In groups, the students at the workshop discussed the meaning of Hallowe'en and compared the national traditions. This is what they found out:
We dress up in scary costumes. It is also a tradition to go trick or treating. The treats are usually candy. We carve pumpkins and decorate our house to look scary. We play games like apple bobbing (in which you get apples out of a bowl of water, using just your mouth). You also hang doughnuts from strings and use your mouth to get them down. Sometimes we tell ghost stories and wrap people up like mummies.
The festival is not very popular, only with younger people. Some dress up in crazy costumes and decorate their houses. In the evening people celebrate parties and go out and knock on the doors to get sweets. Teenagers have started to throw eggs and stick toilet paper on cars. In the night we watch scary movies so we can't sleep any more.
In Italy adults and older teens don't take part in the celebrations. The younger ones usually organize horror parties or watch horror movies. Small kids go around the city and do trick or treating; afterwards they eat the sweets and the candy.
We began to celebrate Hallowe'en three years ago. Chrildren go around the town and people give them sweets. Teenagers meet in homes to have a party and have dinner together, play funny games and watch horror films. For teenagers, a good party is most important there.
In our country not a lot of people celebrate Hallowe'en. Children dress up and go trick or treating or have a party and watch horror movies. There are also some happenings at school. But All Saints' Day is more important than Hallowe'en and celebrated to a greater degree.

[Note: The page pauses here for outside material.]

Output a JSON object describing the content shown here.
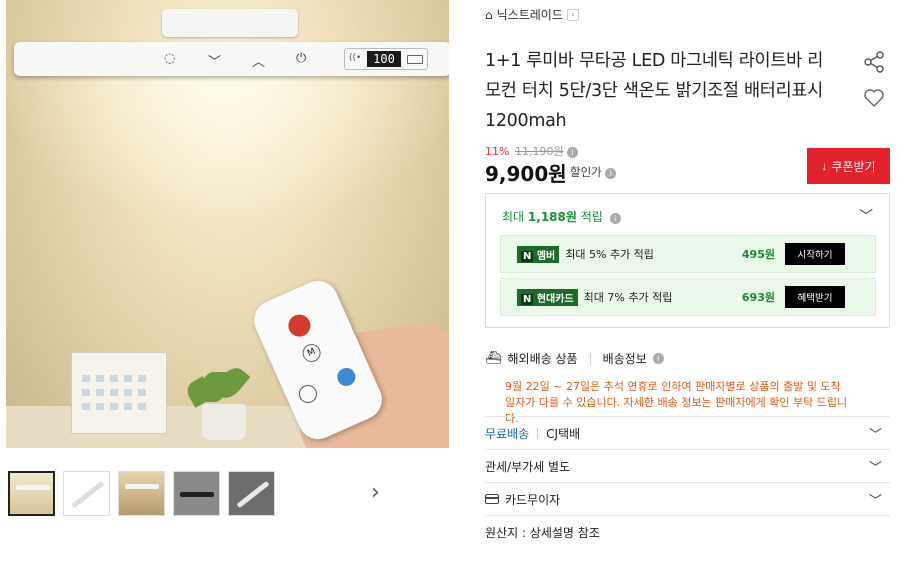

In Slovakia, Hallowe'en is not celebrated at all. On November 1, at All Saints, people go to church and go to the cemeteries where they light candles and pray for the dead. (This is also done in some other countries like Germany and Poland.)
Some of the people dress up in costumes; everyone has a different one. In the evening some people go out to knock on doors and do trick or treating. Then they take the sweets home.
Is Hallowe'en important?
In our Facebook discussion forum for the project, we asked for contributions about the importance of Hallowe'en for our students. The answers were:
"I think Halloween is funny because you can have lots of fun with your friends ... I don't like that much festivals like Easter ... it's totally childlike when you have to search eggs and sweets."
"I know ‘Halloween’ where the kids go around the block and say: ‘Trick or Treat’. They want to have a lot of sweets. At this evening you can watch horror films. But my family and me, we don’t celebrate it, because we aren’t interested in it. We think it is not an important festival."
"In Poland only some families celebrate Halloween, it's not a tradition in my country. St. Valentine's Day is just the same. Polish people don't like festivals of that kind, because they mostly appreciate traditional ones like Christmas or Easter."